Lost Lake is a large lake in the valley between Sugarloaf Mountain and Mount Dunraven. While there are trees around part of the lake, it can be windy here. Lost Lake had a dam for many years, but it was removed after the Lawn Lake Dam failed. (The dams at Pear, Sandbeach and Bluebird lakes were also removed, according to the Loveland Reporter-Herald.)
After a break at Lost Lake, there are two ways to get to Lake Husted:
1. Go back to that sign for Lost Lake site No. 2 and the privy and follow that trail west as far as you can. Then strike out north and west to Lake Husted.
2. Walk around the west side of Lost Lake, turn west and head through the trees. You’ll climb a steep hillside and just keep going mainly west and a bit north. From Lost Lake to Lake Husted via this route, it’s a hike of about 0.9 miles with 350 feet elevation gain.
From Lake Husted, head west toward that unnamed, but striking, mountain peak that is slightly southwest. Lake Louise is at the bottom of the mountain, about a half mile from Lake Husted.

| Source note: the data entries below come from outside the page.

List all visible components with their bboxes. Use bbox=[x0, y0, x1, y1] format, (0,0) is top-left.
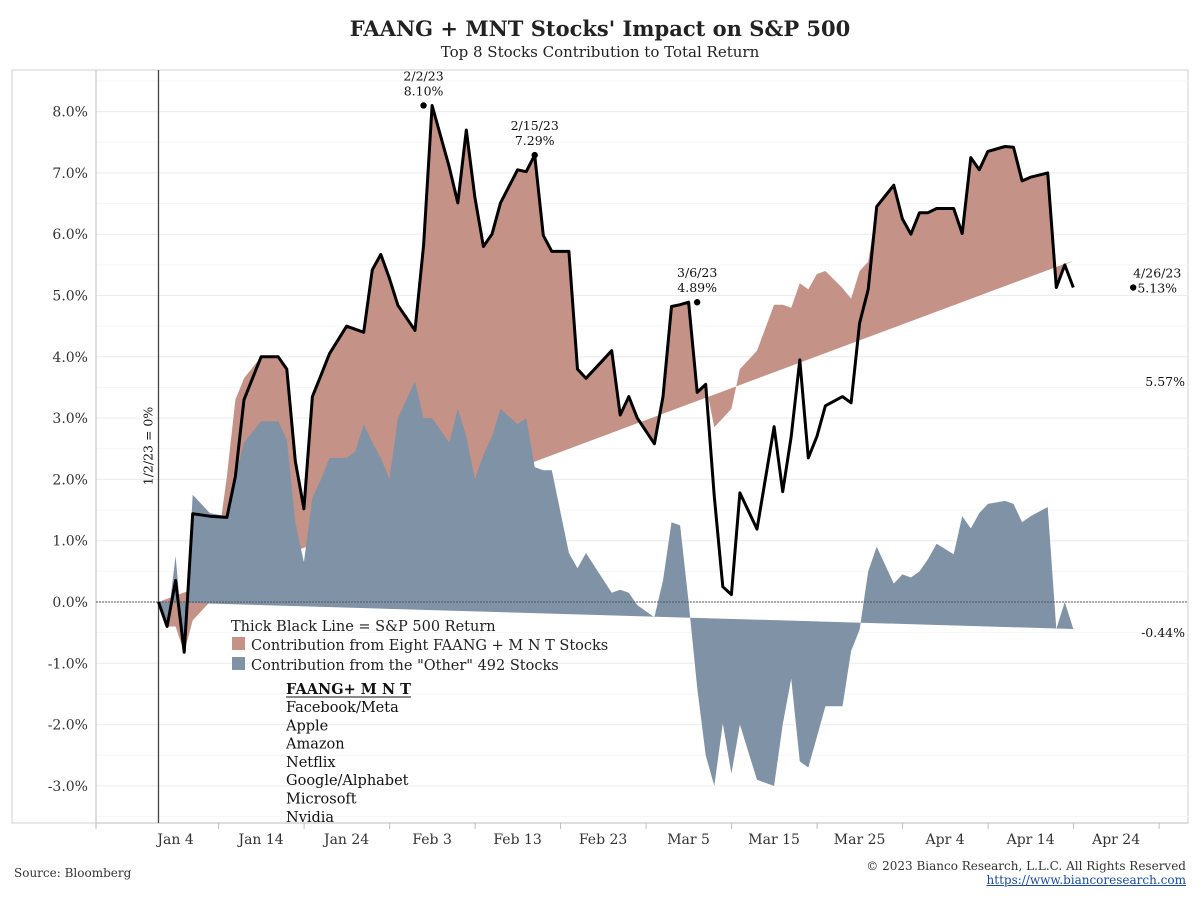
source-note: Source: Bloomberg bbox=[14, 866, 132, 880]
y-tick-label: 7.0% bbox=[52, 166, 88, 182]
x-tick-label: Apr 24 bbox=[1091, 832, 1140, 848]
y-tick-label: 5.0% bbox=[52, 289, 88, 305]
legend-faang-swatch bbox=[232, 637, 245, 650]
annotation-dot bbox=[420, 102, 427, 109]
x-tick-label: Feb 3 bbox=[412, 832, 452, 848]
legend-faang-entry: Contribution from Eight FAANG + M N T St… bbox=[251, 638, 608, 654]
legend: Thick Black Line = S&P 500 Return Contrib… bbox=[231, 619, 608, 674]
y-tick-label: 1.0% bbox=[52, 534, 88, 550]
y-tick-label: -2.0% bbox=[48, 718, 88, 734]
x-tick-label: Apr 4 bbox=[925, 832, 965, 848]
annotation-date: 2/2/23 bbox=[403, 68, 443, 83]
chart-title: FAANG + MNT Stocks' Impact on S&P 500 bbox=[349, 16, 851, 41]
y-tick-label: 3.0% bbox=[52, 411, 88, 427]
annotation-date: 4/26/23 bbox=[1133, 266, 1181, 281]
website-link[interactable]: https://www.biancoresearch.com bbox=[986, 873, 1186, 887]
annotation-dot bbox=[531, 151, 538, 159]
stock-list-item: Facebook/Meta bbox=[286, 700, 399, 716]
other-end-label: -0.44% bbox=[1141, 625, 1185, 640]
stock-list-item: Microsoft bbox=[286, 792, 357, 808]
annotation-value: 5.13% bbox=[1137, 281, 1177, 296]
faang-end-label: 5.57% bbox=[1145, 374, 1185, 389]
annotation-value: 8.10% bbox=[404, 83, 444, 98]
x-tick-label: Mar 15 bbox=[748, 832, 800, 848]
legend-other-entry: Contribution from the "Other" 492 Stocks bbox=[251, 658, 559, 674]
y-tick-label: -1.0% bbox=[48, 656, 88, 672]
start-date-label: 1/2/23 = 0% bbox=[141, 407, 156, 486]
annotation-date: 3/6/23 bbox=[677, 265, 717, 280]
annotation-dot bbox=[693, 299, 701, 306]
y-tick-label: 2.0% bbox=[52, 472, 88, 488]
y-tick-label: 4.0% bbox=[52, 350, 88, 366]
annotation-dot bbox=[1130, 284, 1137, 291]
copyright-block: © 2023 Bianco Research, L.L.C. All Right… bbox=[866, 859, 1186, 887]
annotation-value: 4.89% bbox=[677, 280, 717, 295]
legend-line-entry: Thick Black Line = S&P 500 Return bbox=[231, 619, 496, 635]
x-tick-label: Jan 14 bbox=[236, 832, 283, 848]
copyright-text: © 2023 Bianco Research, L.L.C. All Right… bbox=[866, 859, 1186, 873]
stock-list-item: Google/Alphabet bbox=[286, 773, 409, 789]
x-tick-label: Mar 25 bbox=[834, 832, 886, 848]
sp500-return-line bbox=[157, 104, 1075, 654]
y-tick-label: 0.0% bbox=[52, 595, 88, 611]
y-tick-label: 6.0% bbox=[52, 227, 88, 243]
x-tick-label: Feb 23 bbox=[579, 832, 627, 848]
stock-list-item: Netflix bbox=[286, 755, 336, 771]
x-tick-label: Apr 14 bbox=[1006, 832, 1055, 848]
y-tick-label: 8.0% bbox=[52, 105, 88, 121]
y-tick-label: -3.0% bbox=[48, 779, 88, 795]
x-tick-label: Jan 24 bbox=[322, 832, 369, 848]
x-tick-label: Mar 5 bbox=[667, 832, 710, 848]
stock-list-item: Nvidia bbox=[286, 810, 334, 826]
stock-list: FAANG+ M N T Facebook/Meta Apple Amazon Netf… bbox=[285, 681, 411, 826]
annotation-value: 7.29% bbox=[515, 133, 555, 148]
stock-list-item: Apple bbox=[285, 718, 328, 734]
legend-other-swatch bbox=[232, 657, 245, 670]
chart-subtitle: Top 8 Stocks Contribution to Total Retur… bbox=[440, 43, 760, 61]
stock-list-item: Amazon bbox=[285, 737, 345, 753]
other-contribution-area bbox=[158, 381, 1074, 786]
x-tick-label: Feb 13 bbox=[493, 832, 541, 848]
x-tick-label: Jan 4 bbox=[155, 832, 193, 848]
annotation-date: 2/15/23 bbox=[511, 118, 559, 133]
stock-list-heading: FAANG+ M N T bbox=[286, 681, 411, 698]
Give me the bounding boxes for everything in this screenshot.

Now the question is — how do you get to Lake Dunraven? From Lake Louise, Lake Dunraven is pretty much, directly south. However, it’s 250 feet higher. And between Lake Louise and Lake Dunraven, there’s a lot of rocks and lot of willows and a river.

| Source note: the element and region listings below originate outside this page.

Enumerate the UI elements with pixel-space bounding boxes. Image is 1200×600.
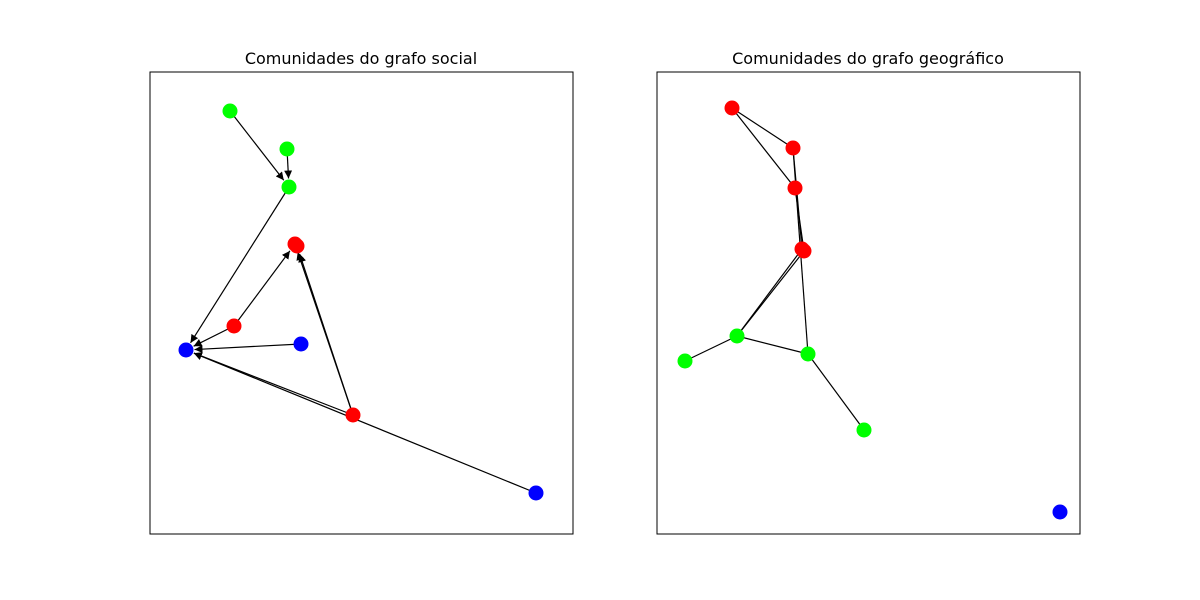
node xyxy=(289,238,305,254)
edge xyxy=(194,343,302,354)
node xyxy=(528,485,544,501)
node xyxy=(1052,504,1068,520)
node xyxy=(222,103,238,119)
edge xyxy=(193,325,235,347)
panel-title: Comunidades do grafo social xyxy=(245,49,477,68)
edge xyxy=(233,250,291,327)
edge xyxy=(731,107,794,149)
edge xyxy=(731,107,796,189)
edge xyxy=(807,353,865,431)
node xyxy=(800,346,816,362)
node xyxy=(178,342,194,358)
node xyxy=(729,328,745,344)
edge xyxy=(736,335,809,355)
node xyxy=(345,407,361,423)
node xyxy=(279,141,295,157)
social-panel: Comunidades do grafo social xyxy=(149,49,574,535)
node xyxy=(281,179,297,195)
edge xyxy=(298,253,354,416)
node xyxy=(677,353,693,369)
edge xyxy=(193,352,354,416)
edge xyxy=(229,110,285,181)
node xyxy=(796,243,812,259)
node xyxy=(226,318,242,334)
edge xyxy=(193,352,537,494)
edge xyxy=(736,250,805,337)
node xyxy=(856,422,872,438)
edge xyxy=(684,335,738,362)
panel-frame xyxy=(149,71,574,535)
panel-title: Comunidades do grafo geográfico xyxy=(732,49,1004,68)
node xyxy=(787,180,803,196)
node xyxy=(785,140,801,156)
edge xyxy=(190,186,290,344)
geographic-panel: Comunidades do grafo geográfico xyxy=(656,49,1081,535)
node xyxy=(724,100,740,116)
panel-frame xyxy=(656,71,1081,535)
node xyxy=(293,336,309,352)
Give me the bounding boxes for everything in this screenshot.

On the way up, we went on the west side of the river. We ended up climbing through a boulder field, then lots of willows that were taller than us. On the way down, we had an easier time on the east side of the river.
While it is a challenge to get to Lake Dunraven, my hiking partners highly recommend continuing south past Lake Dunraven to the two unnamed lakes above it. Many thought that sixth lake was the most beautiful of all of the lakes in this beautiful valley.
Details: The hike to Lost Lake, according to my GPS, with the detour, was about 18 miles roundtrip with 2800 feet of elevation gain. The hike to the 4 lakes (Lost, Husted, Louise, Dunraven) was about 21.2 miles with 4300 feet of elevation gain with all the ups and downs. Adding the two unnamed lakes above Dunraven adds another 1.3 miles roundtrip.
In Rocky Mountain National Park, don’t miss 4th and 5th lake, Lakes Nokoni and Nanita, Blue Lake and Bluebird Lake. Find more Rocky Mountain National Park hikes and Colorado hiking trails in this list of 400+ hikes across the state. Don’t miss any of my trip reports, sign up for an email alert by clicking on subscribe at the top of this page and follow me on Facebook.
Directions: From Estes Park, take Wonderview Ave just past the Stanley Hotel and turn right on MacGregor Avenue. MacGregor turns into Devil’s Gulch Road/County Road 43. (Call the County or Forest Service to check on this road because it is under construction in 2015 because of flood damage 2 years earlier in 2013.) Pass through Glen Haven and drive another 1.7 miles to Dunraven Glade Road. Take this dirt road until it dead ends at the trailhead.